Thursday, February 7, 2013

"King of the Living Dead!"

It doesn't get much more pulp action horror overload than the final tale from the April - May '54 reprint issue of Eerie #15 (check the archive for "Werewolf of Warsham Manor!", "Subway Horror!" "Monster from the Pit" --plus other details about this issue's origins = COMPLETE ISSUE!) And speaking of Eerie, check out the new Wally Wood Crime & Horror book coming out later this month!



Mestiere said...

Glad to see that Communism was not preventing American tourists from visiting Hungary. Since Hungary doesn't have a coastline the American must have been taking a river cruise down the Danube.

On page six we learn that a face mask can prevent people from finding out you are twelve feet tall.

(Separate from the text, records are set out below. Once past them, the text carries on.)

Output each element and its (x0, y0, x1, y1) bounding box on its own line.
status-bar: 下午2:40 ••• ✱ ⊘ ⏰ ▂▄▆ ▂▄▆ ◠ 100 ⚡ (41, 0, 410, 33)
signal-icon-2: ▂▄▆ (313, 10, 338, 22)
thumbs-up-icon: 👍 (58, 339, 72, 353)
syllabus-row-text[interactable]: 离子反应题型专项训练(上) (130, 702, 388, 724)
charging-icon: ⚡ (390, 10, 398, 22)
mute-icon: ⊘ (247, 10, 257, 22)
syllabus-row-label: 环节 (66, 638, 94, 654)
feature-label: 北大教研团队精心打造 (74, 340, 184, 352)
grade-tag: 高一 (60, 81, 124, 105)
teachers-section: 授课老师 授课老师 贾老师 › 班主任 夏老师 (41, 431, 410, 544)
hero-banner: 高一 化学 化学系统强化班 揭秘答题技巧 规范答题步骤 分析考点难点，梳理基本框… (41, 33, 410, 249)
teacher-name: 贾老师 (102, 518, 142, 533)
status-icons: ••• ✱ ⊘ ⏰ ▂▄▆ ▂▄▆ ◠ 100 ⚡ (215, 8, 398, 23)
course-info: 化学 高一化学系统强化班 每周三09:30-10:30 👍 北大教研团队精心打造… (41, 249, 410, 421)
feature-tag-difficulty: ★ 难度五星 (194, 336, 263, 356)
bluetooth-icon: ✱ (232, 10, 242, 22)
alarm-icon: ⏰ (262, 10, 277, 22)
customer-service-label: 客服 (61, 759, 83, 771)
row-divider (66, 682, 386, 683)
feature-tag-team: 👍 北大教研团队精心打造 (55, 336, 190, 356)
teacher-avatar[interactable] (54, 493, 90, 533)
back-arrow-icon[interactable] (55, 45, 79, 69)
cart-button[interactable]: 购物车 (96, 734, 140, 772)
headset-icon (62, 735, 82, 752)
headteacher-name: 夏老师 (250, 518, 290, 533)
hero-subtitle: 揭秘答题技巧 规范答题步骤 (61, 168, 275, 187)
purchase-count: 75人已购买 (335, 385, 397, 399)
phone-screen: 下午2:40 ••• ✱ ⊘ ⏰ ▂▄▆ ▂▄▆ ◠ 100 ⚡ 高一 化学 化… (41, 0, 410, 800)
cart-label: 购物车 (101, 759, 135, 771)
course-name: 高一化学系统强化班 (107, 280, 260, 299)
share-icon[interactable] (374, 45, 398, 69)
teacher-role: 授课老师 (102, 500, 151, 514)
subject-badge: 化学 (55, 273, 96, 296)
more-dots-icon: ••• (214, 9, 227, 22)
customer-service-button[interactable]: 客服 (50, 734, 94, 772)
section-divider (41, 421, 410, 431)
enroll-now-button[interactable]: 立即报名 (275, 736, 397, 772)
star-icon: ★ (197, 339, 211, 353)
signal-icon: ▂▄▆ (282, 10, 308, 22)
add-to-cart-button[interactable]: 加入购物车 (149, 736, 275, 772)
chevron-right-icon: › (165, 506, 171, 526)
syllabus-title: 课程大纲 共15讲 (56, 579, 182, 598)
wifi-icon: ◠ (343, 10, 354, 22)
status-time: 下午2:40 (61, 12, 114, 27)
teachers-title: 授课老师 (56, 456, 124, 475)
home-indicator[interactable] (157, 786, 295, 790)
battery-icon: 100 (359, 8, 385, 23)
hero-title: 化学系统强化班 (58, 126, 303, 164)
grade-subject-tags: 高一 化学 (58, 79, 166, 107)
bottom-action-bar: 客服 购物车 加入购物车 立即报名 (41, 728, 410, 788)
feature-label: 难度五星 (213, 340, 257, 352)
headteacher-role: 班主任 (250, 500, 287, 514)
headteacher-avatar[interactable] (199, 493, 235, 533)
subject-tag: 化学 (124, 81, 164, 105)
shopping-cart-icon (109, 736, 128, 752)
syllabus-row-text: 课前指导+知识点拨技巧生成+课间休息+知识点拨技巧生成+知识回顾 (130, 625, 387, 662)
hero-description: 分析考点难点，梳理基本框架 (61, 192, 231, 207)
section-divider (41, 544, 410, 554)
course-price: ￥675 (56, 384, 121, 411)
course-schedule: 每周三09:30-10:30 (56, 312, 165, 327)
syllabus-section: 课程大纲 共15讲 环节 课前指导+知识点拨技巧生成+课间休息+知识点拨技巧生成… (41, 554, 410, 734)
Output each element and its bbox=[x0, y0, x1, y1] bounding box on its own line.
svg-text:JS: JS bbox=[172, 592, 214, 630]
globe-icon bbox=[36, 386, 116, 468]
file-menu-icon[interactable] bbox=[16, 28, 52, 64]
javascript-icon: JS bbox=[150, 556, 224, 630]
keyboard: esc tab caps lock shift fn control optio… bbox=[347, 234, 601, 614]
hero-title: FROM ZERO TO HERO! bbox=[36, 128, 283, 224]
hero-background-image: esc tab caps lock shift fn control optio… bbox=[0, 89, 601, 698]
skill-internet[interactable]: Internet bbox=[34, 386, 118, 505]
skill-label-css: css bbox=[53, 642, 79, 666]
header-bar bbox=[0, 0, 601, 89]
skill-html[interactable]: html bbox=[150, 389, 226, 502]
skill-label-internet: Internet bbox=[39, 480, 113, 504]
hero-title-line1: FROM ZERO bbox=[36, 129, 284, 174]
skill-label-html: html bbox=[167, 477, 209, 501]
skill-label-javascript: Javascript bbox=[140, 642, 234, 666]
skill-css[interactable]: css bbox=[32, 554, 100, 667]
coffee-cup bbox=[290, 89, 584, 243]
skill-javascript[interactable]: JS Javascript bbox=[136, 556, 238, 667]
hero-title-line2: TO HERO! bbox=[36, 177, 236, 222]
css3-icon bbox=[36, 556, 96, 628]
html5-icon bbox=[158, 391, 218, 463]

On page seven we find out zombies can drown in sewer water.

My apologies to Brian Barnes if I spoiled his fun again!

Karswell said...

I'm sure Brian will still have plenty to add...

Brian Barnes said...

Gadzooks, I have a rep!

Did the artist have one eye? You could teach a "what not to do" class on the perspective problems in the art, and what is more interesting is how good the artist is at drawing the city, and how lovingly s/he draws trash cans, and yet can't be bothered to draw a proper hypodermic needle (unless the art was replaced for some reason.)

Add in the casual sexism "World famous ballerina, pfft, I have toast to make for my husband!" and my favorite panel where they want to say it's a river of poop -- up to his neck! -- but have to dance around it with "indescribable filth", then you have one crazy tale.

Even more odd, though, is the scratchy shading it is pretty unique, and pretty cool. I think we are looking at a landscape artist that tried his hand in comics, there's talent, but it's so focused on architecture and brush technique, and just terrible at other things.

Mr. Cavin said...

Bad spots or not, the art shines like hell here and there. That second panel of page two is fantastic and evocative, for example; and the last panel of that page needs to be on the cover of a collection some day.

Turok1952 said...

Yes, so true, plus there is the panel at the bottom of a page where Mr. Austen's face is half blacked out. The most fubar thing I noticed, though, is the great disparity of head sizes. Is that what going to "the brink of hell" does to perspective?

This is a wunderbar tale, though, and after all, it's a simile which draws a compsrison of the King and his zombies with the Commissar and the Secret Police. Of course, the rescuer was a virile American male and the damsel a victim of the Reds.

This is a great tale. Hoo-rah!

Trevor M said...

Good comments getting to the heart of this tale's merits/faults (which are one in the same!) I've developed an appreciation for haphazard illustration like this. It's almost like comic book folk art. Those head scales are just plain bizarre here. That splash is really quite effective and disturbing because of it. But by the time you get to panel 3 on page 7, it's quite clear that it's not exactly an artistic genius at work, but somebody who just doesn't seem to have a handle on a lot of stuff. Which makes it oddly compelling -- as if he succeeds greatly here and there in spots in spite of himself! Thanks for posting this one, Karswell.

Mr. Cavin said...

Daaang. I don't have any problem whatsoever with this incorrect proportionality you guys keep mentioning. There certainly is something to be said about the pretty clever way this illustrator has mostly made these "mistakes" in places where they happen to convey more in the way of hostility and mood. Frequently the exciting and creepy elements of these panels are drawn out of proportion with the mundane elements--elements often getting crushed or blacked out of the very panel--and that strikes me as a reasonable fidelity to the emotional, rather than the technical, impact of what is happening in the story.

Karswell said...

I don't think that's a hypodermic needle in the splash, obviously it's one of those black head acne suckers.

Hope to get the posts more on track this month, super busy lately with work and some other projects. As always, thanks for the comments.

sfdoomed said...

Man, the comments here are just as fun to see as the story and the artwork!

I have to agree with Mr. Cavin on the last panel for the second page; that totally caught my attention and I was thinking how great it would be as a glow in the dark poster or something.

I was also wondering about how the monster would be regular sized in one panel, and then a giant in the next. The splash page is the best.

Thanks as always for the efforts, Karswell.